Für hochreines Cannabidiol mit mindestens 98 Prozent Reinheit — also für Isolat. Für alles andere existiert nicht einmal eine veröffentlichte Referenzzahl.

Wechselwirkungen

Die Enzyme

Cannabidiol hemmt CYP3A4 und CYP2C19, zwei Leberenzyme, die einen großen Teil gängiger Arzneimittel abbauen. Deren Konzentration kann sich verschieben, ohne dass es jemand beabsichtigt hätte.

Die Grapefruit-Regel

Warnt ein Beipackzettel vor Grapefruit, ist derselbe Stoffwechselweg beteiligt und dieselbe Vorsicht angebracht. Grob, und brauchbar.

Wer vorher fragen sollte

Alle mit Dauermedikation, Schwangere und Stillende, Menschen mit Lebererkrankung, Personen unter 25 gemäß der EFSA-Einschränkung, und alle, die am Arbeitsplatz getestet werden.

Eine Apotheke beantwortet die Wechselwirkungsfrage in zwei Minuten mit der Medikamentenliste vor Augen. Das ist die richtige Adresse, und es kostet nichts.

Kurz gefasst

Wer getestet hat

Stiftung Warentest, 16 Hanfprodukte. Ergebnis: auf den ausgelobten CBD-Gehalt war nicht immer Verlass, vier Produkte lagen über dem EFSA-Wert für THC, Mineralölrückstände wurden nachgewiesen, und auf Nachfrage lieferten die Hersteller keine belastbaren klinischen Nachweise.

Wer verglichen hat

Alle anderen, die auf dieser Suche über ihr stehen. Zulässig, nicht versteckt, und etwas kategorisch anderes als eine Prüfung. Ein Vergleich prüft eine Produktbeschreibung, eine Prüfung prüft ein Produkt — der Unterschied ist nicht graduell.
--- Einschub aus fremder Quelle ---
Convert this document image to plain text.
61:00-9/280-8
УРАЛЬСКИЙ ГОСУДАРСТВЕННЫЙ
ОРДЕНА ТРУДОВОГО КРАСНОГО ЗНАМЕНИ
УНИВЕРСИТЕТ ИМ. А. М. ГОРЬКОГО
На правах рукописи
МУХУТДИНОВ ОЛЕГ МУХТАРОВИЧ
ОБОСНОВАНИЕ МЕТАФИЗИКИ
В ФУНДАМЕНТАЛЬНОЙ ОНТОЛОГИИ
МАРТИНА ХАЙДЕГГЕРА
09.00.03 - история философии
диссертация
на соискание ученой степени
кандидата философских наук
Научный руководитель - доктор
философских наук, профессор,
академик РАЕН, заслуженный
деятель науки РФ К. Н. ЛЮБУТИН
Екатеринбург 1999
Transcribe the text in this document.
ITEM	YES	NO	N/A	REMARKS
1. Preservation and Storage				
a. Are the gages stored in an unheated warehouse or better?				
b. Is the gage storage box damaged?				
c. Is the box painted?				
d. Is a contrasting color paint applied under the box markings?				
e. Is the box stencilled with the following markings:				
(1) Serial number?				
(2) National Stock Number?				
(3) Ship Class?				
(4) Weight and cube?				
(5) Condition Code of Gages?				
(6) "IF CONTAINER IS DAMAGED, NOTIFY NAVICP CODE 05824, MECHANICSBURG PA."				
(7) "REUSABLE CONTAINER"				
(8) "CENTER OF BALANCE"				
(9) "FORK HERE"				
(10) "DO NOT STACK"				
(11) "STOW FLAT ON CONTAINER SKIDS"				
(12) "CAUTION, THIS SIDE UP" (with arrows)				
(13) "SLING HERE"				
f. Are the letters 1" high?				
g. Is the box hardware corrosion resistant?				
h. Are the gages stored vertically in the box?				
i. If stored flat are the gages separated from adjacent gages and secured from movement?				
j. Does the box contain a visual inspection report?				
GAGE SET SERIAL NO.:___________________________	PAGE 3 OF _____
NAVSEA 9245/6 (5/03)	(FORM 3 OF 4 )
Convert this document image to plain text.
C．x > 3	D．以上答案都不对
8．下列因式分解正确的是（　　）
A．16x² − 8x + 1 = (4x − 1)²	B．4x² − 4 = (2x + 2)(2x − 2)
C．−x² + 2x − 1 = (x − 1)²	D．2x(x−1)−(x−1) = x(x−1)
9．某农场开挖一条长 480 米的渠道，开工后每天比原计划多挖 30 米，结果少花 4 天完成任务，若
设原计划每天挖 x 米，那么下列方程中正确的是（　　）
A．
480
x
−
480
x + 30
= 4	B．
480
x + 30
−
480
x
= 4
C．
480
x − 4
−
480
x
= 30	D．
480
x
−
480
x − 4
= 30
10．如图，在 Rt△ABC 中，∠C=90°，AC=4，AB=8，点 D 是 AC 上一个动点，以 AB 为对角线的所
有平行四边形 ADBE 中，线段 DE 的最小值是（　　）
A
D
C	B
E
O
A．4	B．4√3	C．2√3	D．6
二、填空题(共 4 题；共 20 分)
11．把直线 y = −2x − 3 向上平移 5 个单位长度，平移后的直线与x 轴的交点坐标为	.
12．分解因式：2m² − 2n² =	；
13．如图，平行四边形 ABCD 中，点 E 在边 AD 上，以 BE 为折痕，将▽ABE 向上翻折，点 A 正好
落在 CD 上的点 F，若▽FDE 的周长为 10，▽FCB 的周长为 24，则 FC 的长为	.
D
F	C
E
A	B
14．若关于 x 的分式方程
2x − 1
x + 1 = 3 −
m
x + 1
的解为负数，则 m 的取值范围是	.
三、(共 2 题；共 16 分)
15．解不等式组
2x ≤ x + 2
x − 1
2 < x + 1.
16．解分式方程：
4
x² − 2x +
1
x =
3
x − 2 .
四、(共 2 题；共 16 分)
Die vier Fragen an jede „Test“-Seite

Welches Labor, welche Chargen, welche Messmethode, wie viele Produkte. Fehlen diese vier Angaben, wurde verglichen und nicht gemessen — und das gilt unabhängig davon, wie bekannt der Domainname darüber ist.

Und was stattdessen hilft

Prozent × 10 für die Stärke, Preis ÷ Gesamt-mg für den Wert, ein Chargenzertifikat mit Schwermetall-Panel, und eine kurze Zutatenliste. Vier gedruckte Angaben, keine davon abhängig davon, wem man glaubt.

In eigener Sache

Wir sind hier nicht unbeteiligt

Dieser Seite gehört ein Shop an. Das gehört auf eine Seite, die von unausgesprochenen Interessen handelt, an den Anfang und nicht in eine Fußzeile.

Warum hier trotzdem keine Rangliste steht

Weil wir kein Sortiment haben und eine Rangliste ohne Sortiment genau so viel wert wäre wie die Ranglisten darüber — nämlich so viel wie die Provision.

Was wir stattdessen geben können, sind die Prüfsteine, die auf jedem Produkt funktionieren, einschließlich unseres eigenen, sobald es existiert. Und der Hinweis auf die eine unabhängige Laborprüfung, die es zu diesem Thema in deutscher Sprache gibt.

Was sich ändert, wenn wir ein Sortiment haben

Eine Rangliste von uns wird ausweisen, dass wir selbst darin vorkommen, und nach vorab veröffentlichten Kriterien bewerten. Alles andere wäre dasselbe Spiel mit anderem Logo.

Und die Regel, die im Build steht

Seiten, die klinische Evidenz besprechen, tragen auf dieser Website keine Kauflinks, und Seiten mit Kauflinks dürfen keine Krankheit benennen. Das ist kein Versprechen, sondern eine Prüfung bei jedem Build: eine Seite, die dagegen verstößt, wird nicht veröffentlicht.

Der Grund ist derselbe, aus dem diese Seite existiert. Wer Vertrauen für kommerzielle Zwecke ausleiht, sollte wenigstens sagen, dass er es tut.